Investigadores U.Porto

U.Porto Reitoria SIP
Pedro Luís Silva
Centro de Investigação de Políticas do Ensino Superior (CIPES) / Faculdade de Economia da Universidade do Porto (FEP)

Atividade de investigação em Economia de Educação

A sua tese de doutoramento debruçou-se sobre a economia do ensino superior. O que despoletou este interesse tão específico na área da economia? Que marcos destacaria do percurso académico e científico que desde então foi percorrendo?
O meu interesse pela economia do ensino superior (ES) começou durante o Mestrado na Nova SBE, onde percebi a relevância da educação no âmbito das políticas públicas. Embora específico na área da economia, o ES tem um impacto significativo para diversos agentes de tomada de decisão e é crucial para o desenvolvimento do país. Desde então, o meu percurso académico tem sido marcado por experiências em diferentes países, incluindo o doutoramento na University of Nottingham, colaborações internacionais, bem como pela publicação de artigos científicos (por exemplo, o artigo recente publicado no Journal of Human Capital). Destaco os financiamentos obtidos da FCT, que apoiaram projetos de investigação focados em desigualdades e eficiência do ES. Além disso, a colaboração com organizações internacionais, como a Organização para a Cooperação e o Desenvolvimento Económicos (OCDE), tem sido fundamental para o aprofundamento do meu trabalho, contribuindo para a análise de políticas educacionais a nível global.

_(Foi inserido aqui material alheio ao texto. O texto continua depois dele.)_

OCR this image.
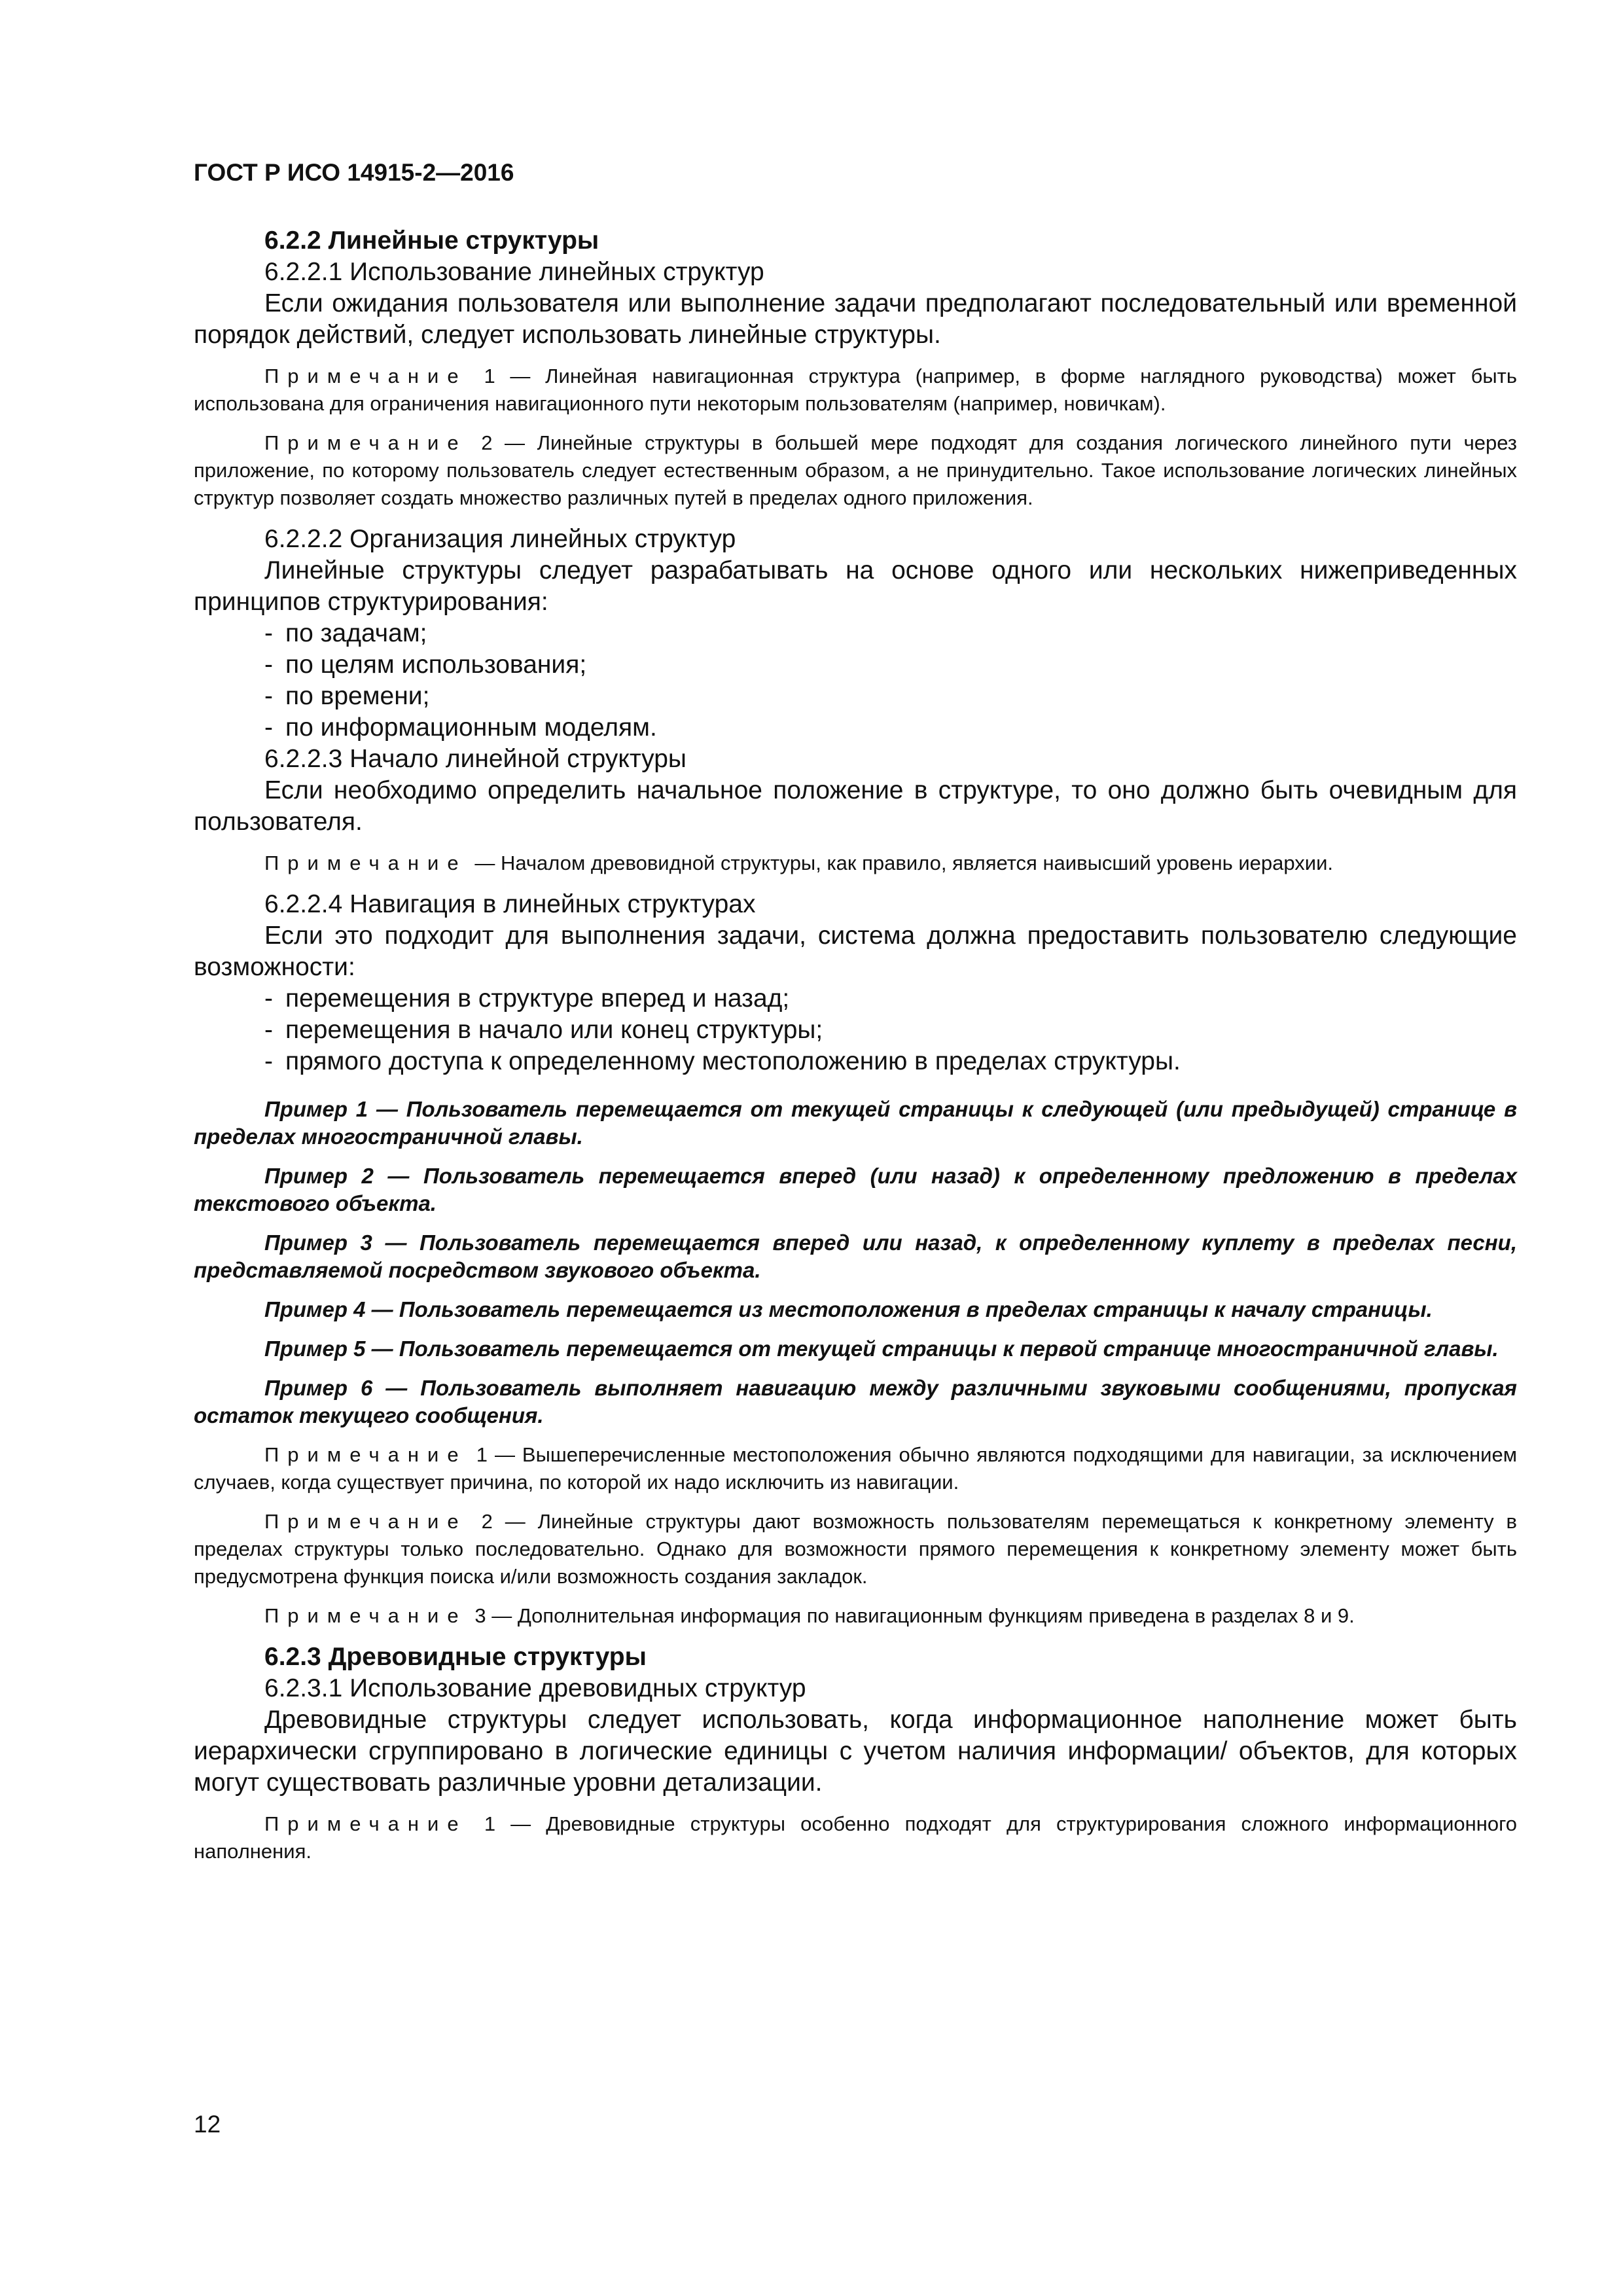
ГОСТ Р ИСО 14915-2—2016
6.2.2 Линейные структуры
6.2.2.1 Использование линейных структур
Если ожидания пользователя или выполнение задачи предполагают последовательный или временной порядок действий, следует использовать линейные структуры.
Примечание 1 — Линейная навигационная структура (например, в форме наглядного руководства) может быть использована для ограничения навигационного пути некоторым пользователям (например, новичкам).
Примечание 2 — Линейные структуры в большей мере подходят для создания логического линейного пути через приложение, по которому пользователь следует естественным образом, а не принудительно. Такое использование логических линейных структур позволяет создать множество различных путей в пределах одного приложения.
6.2.2.2 Организация линейных структур
Линейные структуры следует разрабатывать на основе одного или нескольких нижеприведенных принципов структурирования:
- по задачам;
- по целям использования;
- по времени;
- по информационным моделям.
6.2.2.3 Начало линейной структуры
Если необходимо определить начальное положение в структуре, то оно должно быть очевидным для пользователя.
Примечание — Началом древовидной структуры, как правило, является наивысший уровень иерархии.
6.2.2.4 Навигация в линейных структурах
Если это подходит для выполнения задачи, система должна предоставить пользователю следующие возможности:
- перемещения в структуре вперед и назад;
- перемещения в начало или конец структуры;
- прямого доступа к определенному местоположению в пределах структуры.
Пример 1 — Пользователь перемещается от текущей страницы к следующей (или предыдущей) странице в пределах многостраничной главы.
Пример 2 — Пользователь перемещается вперед (или назад) к определенному предложению в пределах текстового объекта.
Пример 3 — Пользователь перемещается вперед или назад, к определенному куплету в пределах песни, представляемой посредством звукового объекта.
Пример 4 — Пользователь перемещается из местоположения в пределах страницы к началу страницы.
Пример 5 — Пользователь перемещается от текущей страницы к первой странице многостраничной главы.
Пример 6 — Пользователь выполняет навигацию между различными звуковыми сообщениями, пропуская остаток текущего сообщения.
Примечание 1 — Вышеперечисленные местоположения обычно являются подходящими для навигации, за исключением случаев, когда существует причина, по которой их надо исключить из навигации.
Примечание 2 — Линейные структуры дают возможность пользователям перемещаться к конкретному элементу в пределах структуры только последовательно. Однако для возможности прямого перемещения к конкретному элементу может быть предусмотрена функция поиска и/или возможность создания закладок.
Примечание 3 — Дополнительная информация по навигационным функциям приведена в разделах 8 и 9.
6.2.3 Древовидные структуры
6.2.3.1 Использование древовидных структур
Древовидные структуры следует использовать, когда информационное наполнение может быть иерархически сгруппировано в логические единицы с учетом наличия информации/ объектов, для которых могут существовать различные уровни детализации.
Примечание 1 — Древовидные структуры особенно подходят для структурирования сложного информационного наполнения.
12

Tem sido um caminho salpicado de experiências internacionais (como, por exemplo, no Reino Unido e em Espanha). Na sua opinião, que boas práticas observou em contexto internacional e que destacaria como passíveis de implementação em Portugal, ao nível de políticas económicas no âmbito do ensino superior?
As minhas experiências no Reino Unido e em Espanha revelaram um conjunto de boas práticas que poderiam ser implementadas em Portugal no âmbito das políticas económicas para o ES. No Reino Unido, a avaliação anual dos estudantes e diplomados (Student Academic Experience Survey e o Graduate Outcomes), feita de forma centralizada, conta para a avaliação das instituições de ensino superior (IES). Além disso, o financiamento das IES depende da qualidade da investigação, medida pelo Research Excellence Framework (REF), e da qualidade do ensino, avaliada através do Teaching Excellence Framework (TEF). Estes sistemas, apesar de não serem perfeitos e estarem sujeitos a críticas, contribuem para que as IES se concentrem na qualidade da sua investigação e ensino, assim como no sucesso dos seus diplomados e na empregabilidade, ajustando a oferta educativa às necessidades do mercado de trabalho. Em Espanha, destaco o investimento em investigação aplicada e a promoção de redes de cooperação internacional. Outro ponto crucial é o foco na qualidade da investigação. Nestes países, o financiamento à investigação e a contratação de professores privilegiam a qualidade das publicações, penalizando claramente quem publica em revistas predatórias, como é o caso de muitas MDPI. A Clarivate, entre outros, já começou a implementar medidas para desconsiderar esse tipo de publicações. Em Portugal, os incentivos deveriam promover uma investigação de excelência, e a FCT poderia desempenhar um papel importante ao fomentar políticas que valorizassem mais a qualidade, e não a quantidade, das publicações, de acordo com o estabelecido na Declaration on Research Assessment (DORA).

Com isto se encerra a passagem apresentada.